In recent years political and military attention has been focused on Iraq and Afghanistan and, in past weeks, on Libya. But UK and US forces have been engaged in a similarly important battle in a less covered theatre – that of the war against narco-terrorism in the Caribbean. This link was strengthened by George Bush following the September 11, 2001 attacks. As a result Colombia has become an ever more important recipient of U.S. drug war aid as the Colombian FARC has joined the ranks of designated terrorist groups, including the Taliban, Al Qaeda, Hamas and Hizballah.
As such the MOD announcement in February of this year that the UK would not continue to have a continuous warship presence in the Caribbean, the first time since the Second World War, was greeted with dismay in the region. Originally established to provide protection for British Overseas Territories (there are 6 in the Caribbean), the presence of a warship has assisted in the combined UK/US operations against drug smugglers, whilst also providing humanitarian relief during the July-November hurricane season. It was announced that the alternative was to be a Royal Fleet Auxiliary (RFA) vessel who would undertake a similar role to that which had occurred previously.
This decision was widely criticised by the publisher of Warship World Magazine, Mike Critchley, who said the RFA were essentially supply vessels for warships and weren't designed for counter narcotics operations, and as such described the decision as “a second rate answer to a major problem”.

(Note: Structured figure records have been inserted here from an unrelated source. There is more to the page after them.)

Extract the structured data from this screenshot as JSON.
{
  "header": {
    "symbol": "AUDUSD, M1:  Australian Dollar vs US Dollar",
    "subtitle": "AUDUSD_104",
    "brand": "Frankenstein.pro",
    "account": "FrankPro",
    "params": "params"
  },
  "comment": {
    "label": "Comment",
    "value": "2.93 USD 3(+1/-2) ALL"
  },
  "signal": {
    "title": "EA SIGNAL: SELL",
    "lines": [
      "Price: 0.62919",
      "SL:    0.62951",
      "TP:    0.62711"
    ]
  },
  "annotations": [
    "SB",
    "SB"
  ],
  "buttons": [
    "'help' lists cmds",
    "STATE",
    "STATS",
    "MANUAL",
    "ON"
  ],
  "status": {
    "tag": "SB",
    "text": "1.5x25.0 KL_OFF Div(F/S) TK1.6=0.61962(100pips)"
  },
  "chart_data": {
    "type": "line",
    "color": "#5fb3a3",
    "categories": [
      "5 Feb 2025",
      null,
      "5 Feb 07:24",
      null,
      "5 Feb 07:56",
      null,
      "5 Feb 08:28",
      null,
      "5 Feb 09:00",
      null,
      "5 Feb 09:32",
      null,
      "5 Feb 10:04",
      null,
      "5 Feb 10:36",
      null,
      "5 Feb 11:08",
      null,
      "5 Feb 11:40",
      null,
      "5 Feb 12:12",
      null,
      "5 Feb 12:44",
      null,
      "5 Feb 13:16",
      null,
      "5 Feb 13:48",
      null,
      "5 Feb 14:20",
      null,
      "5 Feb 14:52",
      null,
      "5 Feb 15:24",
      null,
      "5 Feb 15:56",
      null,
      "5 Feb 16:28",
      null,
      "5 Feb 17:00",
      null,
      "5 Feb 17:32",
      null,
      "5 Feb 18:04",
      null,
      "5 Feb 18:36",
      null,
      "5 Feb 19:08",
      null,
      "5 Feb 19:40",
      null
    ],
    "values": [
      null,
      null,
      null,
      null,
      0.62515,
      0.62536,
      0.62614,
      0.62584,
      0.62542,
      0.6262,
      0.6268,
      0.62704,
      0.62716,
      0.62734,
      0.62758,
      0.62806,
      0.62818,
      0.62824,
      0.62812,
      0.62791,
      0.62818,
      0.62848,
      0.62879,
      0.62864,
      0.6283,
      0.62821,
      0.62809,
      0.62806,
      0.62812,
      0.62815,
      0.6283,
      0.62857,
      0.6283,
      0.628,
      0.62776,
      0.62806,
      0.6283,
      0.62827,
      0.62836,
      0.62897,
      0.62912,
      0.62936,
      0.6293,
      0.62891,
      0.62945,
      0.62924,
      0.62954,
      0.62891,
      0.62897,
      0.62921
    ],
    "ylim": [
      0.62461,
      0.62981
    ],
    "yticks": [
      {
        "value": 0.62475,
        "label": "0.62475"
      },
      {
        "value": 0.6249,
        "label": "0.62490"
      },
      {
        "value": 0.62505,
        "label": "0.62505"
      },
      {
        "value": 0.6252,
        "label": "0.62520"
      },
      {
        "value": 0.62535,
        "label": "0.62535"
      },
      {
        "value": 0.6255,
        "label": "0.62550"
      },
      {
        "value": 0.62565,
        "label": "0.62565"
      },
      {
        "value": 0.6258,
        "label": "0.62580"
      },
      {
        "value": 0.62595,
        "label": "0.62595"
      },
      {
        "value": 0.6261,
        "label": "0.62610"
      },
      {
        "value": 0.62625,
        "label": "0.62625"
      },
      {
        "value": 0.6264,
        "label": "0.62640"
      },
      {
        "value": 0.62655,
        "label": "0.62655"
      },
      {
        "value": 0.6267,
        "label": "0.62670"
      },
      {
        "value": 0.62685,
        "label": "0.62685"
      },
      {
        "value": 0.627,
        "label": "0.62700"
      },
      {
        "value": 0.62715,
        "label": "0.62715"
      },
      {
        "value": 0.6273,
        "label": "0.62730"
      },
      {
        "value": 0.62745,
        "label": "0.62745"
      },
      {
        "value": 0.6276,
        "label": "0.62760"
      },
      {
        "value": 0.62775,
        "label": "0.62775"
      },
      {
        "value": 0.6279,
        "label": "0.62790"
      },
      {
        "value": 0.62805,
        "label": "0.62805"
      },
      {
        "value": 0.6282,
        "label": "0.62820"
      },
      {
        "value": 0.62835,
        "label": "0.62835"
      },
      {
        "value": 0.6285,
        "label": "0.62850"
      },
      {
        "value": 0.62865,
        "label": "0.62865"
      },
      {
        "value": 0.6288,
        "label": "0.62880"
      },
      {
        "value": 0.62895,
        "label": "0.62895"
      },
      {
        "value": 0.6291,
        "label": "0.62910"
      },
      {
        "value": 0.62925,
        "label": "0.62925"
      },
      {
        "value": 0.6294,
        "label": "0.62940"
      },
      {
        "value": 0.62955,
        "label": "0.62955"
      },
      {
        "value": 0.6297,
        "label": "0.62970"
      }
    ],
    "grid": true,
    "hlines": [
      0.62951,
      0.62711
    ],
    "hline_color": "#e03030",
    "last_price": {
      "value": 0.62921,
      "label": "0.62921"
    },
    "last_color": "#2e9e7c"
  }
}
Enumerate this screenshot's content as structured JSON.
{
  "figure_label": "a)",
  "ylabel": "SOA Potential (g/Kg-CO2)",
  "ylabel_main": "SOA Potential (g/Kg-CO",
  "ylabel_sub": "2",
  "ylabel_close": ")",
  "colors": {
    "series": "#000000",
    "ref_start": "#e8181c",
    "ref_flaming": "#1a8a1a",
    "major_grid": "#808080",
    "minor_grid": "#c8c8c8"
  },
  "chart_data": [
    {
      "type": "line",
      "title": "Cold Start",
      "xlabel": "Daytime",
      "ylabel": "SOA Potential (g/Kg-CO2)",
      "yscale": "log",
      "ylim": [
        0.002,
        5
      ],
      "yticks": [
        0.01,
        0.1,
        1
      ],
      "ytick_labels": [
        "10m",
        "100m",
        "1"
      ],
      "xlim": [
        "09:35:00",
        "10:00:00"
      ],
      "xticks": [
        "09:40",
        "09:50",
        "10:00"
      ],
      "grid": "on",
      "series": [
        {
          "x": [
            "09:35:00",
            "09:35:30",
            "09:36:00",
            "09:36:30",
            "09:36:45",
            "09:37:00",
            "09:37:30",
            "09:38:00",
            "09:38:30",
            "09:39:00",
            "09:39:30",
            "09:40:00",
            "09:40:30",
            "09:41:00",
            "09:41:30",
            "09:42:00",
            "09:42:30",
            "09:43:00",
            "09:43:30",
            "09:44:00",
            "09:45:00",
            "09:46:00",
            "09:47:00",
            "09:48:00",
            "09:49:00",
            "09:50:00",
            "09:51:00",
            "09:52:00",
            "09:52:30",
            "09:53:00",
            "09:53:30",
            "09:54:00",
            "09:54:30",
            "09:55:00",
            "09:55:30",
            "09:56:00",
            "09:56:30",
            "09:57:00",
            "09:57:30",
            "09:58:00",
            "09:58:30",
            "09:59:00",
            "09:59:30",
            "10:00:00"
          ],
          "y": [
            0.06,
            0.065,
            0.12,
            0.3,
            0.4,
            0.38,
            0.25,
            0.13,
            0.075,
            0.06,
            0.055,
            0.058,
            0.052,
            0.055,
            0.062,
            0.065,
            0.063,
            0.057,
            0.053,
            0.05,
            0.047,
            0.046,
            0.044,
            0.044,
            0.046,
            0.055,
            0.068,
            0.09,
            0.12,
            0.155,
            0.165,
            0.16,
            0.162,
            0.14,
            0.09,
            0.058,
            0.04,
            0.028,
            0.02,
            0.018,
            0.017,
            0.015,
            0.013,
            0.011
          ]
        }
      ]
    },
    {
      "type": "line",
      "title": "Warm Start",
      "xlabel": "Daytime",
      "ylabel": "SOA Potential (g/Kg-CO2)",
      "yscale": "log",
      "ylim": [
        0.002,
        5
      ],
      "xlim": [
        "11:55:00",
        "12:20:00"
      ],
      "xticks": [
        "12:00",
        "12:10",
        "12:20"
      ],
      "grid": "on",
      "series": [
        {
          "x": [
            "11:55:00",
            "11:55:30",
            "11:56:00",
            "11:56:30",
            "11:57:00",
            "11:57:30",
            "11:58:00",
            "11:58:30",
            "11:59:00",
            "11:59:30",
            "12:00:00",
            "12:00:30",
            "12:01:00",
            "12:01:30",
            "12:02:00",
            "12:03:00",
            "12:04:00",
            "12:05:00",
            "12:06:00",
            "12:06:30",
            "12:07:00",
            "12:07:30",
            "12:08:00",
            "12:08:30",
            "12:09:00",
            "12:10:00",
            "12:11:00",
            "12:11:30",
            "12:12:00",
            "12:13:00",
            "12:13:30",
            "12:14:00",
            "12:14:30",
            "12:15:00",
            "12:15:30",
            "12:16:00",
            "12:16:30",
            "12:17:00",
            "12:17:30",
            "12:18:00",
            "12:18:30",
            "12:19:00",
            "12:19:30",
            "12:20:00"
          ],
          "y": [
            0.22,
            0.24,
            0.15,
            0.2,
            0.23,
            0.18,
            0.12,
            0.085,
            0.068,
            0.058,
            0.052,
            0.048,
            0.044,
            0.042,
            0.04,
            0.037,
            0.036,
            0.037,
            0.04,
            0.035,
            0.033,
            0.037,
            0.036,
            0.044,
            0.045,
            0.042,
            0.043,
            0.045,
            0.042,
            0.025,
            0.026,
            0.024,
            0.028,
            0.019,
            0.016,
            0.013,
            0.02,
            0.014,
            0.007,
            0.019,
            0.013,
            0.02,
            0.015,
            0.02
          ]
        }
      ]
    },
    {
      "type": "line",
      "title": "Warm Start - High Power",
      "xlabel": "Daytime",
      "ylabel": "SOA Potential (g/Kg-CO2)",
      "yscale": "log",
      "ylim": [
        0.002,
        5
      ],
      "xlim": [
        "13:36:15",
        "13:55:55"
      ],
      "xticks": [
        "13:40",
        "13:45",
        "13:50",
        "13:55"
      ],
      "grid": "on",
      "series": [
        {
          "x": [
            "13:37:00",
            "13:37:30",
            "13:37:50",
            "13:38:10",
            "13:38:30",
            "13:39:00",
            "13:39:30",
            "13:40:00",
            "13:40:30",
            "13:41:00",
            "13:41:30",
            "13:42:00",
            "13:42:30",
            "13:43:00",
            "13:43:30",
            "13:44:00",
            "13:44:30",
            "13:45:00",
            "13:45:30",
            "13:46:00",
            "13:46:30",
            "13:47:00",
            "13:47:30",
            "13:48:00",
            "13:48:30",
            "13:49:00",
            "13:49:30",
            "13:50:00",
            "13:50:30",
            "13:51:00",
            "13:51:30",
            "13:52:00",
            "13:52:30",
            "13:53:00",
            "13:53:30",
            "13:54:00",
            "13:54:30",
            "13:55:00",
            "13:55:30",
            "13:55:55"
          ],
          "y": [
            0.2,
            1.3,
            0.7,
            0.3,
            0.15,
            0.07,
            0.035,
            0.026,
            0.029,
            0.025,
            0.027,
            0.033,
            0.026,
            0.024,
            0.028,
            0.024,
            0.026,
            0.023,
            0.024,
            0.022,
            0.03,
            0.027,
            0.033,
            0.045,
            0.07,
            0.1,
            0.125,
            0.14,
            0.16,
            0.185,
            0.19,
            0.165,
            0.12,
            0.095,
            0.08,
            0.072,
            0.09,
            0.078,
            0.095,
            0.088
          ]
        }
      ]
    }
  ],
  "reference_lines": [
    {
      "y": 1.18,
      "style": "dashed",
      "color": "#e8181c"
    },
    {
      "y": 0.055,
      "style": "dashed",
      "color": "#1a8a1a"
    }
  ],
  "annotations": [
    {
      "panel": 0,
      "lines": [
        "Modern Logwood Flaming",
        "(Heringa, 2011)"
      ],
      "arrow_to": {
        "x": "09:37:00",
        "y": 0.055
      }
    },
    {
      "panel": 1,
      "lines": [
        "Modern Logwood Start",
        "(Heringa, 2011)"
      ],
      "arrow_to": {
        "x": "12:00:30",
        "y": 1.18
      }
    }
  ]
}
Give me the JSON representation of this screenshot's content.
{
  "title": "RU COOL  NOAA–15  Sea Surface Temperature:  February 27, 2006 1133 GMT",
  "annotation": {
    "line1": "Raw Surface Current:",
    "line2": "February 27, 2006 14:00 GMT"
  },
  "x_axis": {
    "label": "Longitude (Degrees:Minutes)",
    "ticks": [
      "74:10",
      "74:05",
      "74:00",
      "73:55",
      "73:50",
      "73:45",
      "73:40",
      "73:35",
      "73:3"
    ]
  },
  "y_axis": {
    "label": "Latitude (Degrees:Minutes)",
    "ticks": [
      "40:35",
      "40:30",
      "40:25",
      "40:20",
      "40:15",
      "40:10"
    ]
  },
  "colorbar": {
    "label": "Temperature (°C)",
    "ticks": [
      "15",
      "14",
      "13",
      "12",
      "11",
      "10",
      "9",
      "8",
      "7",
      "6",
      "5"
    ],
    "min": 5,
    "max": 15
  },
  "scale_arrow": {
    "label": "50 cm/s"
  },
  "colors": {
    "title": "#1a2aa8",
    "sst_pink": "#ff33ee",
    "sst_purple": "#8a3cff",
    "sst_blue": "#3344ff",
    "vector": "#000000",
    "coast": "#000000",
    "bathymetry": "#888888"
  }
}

To determine the veracity of this claim, in August of this year myself and Mark Garnier MP, both of us Members of the Armed Forces Parliamentary Scheme, picked up the RFA Fast Fleet Tanker Wave Ruler to see how narco-terrorism is being tackled by the Atlantic Patrol Task (North) without the use of a warship.
During our time on board, three operations were conducted against suspected drug runners, the third of which resulted in a major disruption of illegal contraband which was thrown overboard by the suspects. Regardless of the lack of presence of a warship this occurred because the RFA ship was able to stow and launch a Lynx helicopter. This, alongside the assistance of a US Coastguard Airborne Warning and Control System aircraft, allowed the identification, surveillance and interception of the Go Fast, a rogue vessel containing drugs and powered by four outboard engines. The use of the Lynx helicopter makes it possible to search hundreds of square miles in the space of a few hours following identification by the Radar system or following previous specific intelligence about a route taken by the smugglers.
The experience showed that it is not the use of firepower that is vital in this work (though Wave Ruler was more than capable of making its presence known through the use of its twin 30 calibre and General Purpose Machine Guns) but the improved use of intelligence and co-operation between law enforcement agencies from the UK, the Caribbean and the US. In fact, what would increase the effectiveness of the narco-terrorism operations would be improved Memorandum of Understandings with the countries of the Caribbean and even EU countries that don’t always provide the necessary diplomatic permission for a boarding party to search a suspected vessel within a reasonable time limit.
In some ways this "new" way of working is akin to that what is trying to be achieved by The Big Society. Participation comes in many forms and attaining the objective of enforcement does not demand all countries to send a force to board a suspected vessel (in our case a unit of the Law Enforcement Detachment from the US Coastguard), simply that each agency and country puts measures in place that help to disrupt narco-terrorism.
At the beginning of August, the Defence Committee published its Strategic Defence and Security Review and the National Security Strategy. In this report, the Committee stated that it disputed the Prime Minister's assertion that the UK has a full spectrum defence capability. But this does not apply in the case of narco-terrorism initiatives in the Caribbean. The Ministry of Defence can maintain its influence whilst reducing spending as the colonial period alone ensures that the influence of the UK remains a positive force and our participation in any form is considered valuable.
I reached the conclusion that the decision to remove the presence of a warship in the region will not affect narco-terrorism operations. Ships such as the RFA’s Wave Ruler remain capable of intercepting vessels suspected of carrying drug consignments and such operations remain feasible even without warship support. While Defence cuts may determine reductions in other spheres of influences elsewhere in the world, this is not the case in the commitment or effectiveness of narco-terrorism in the Caribbean.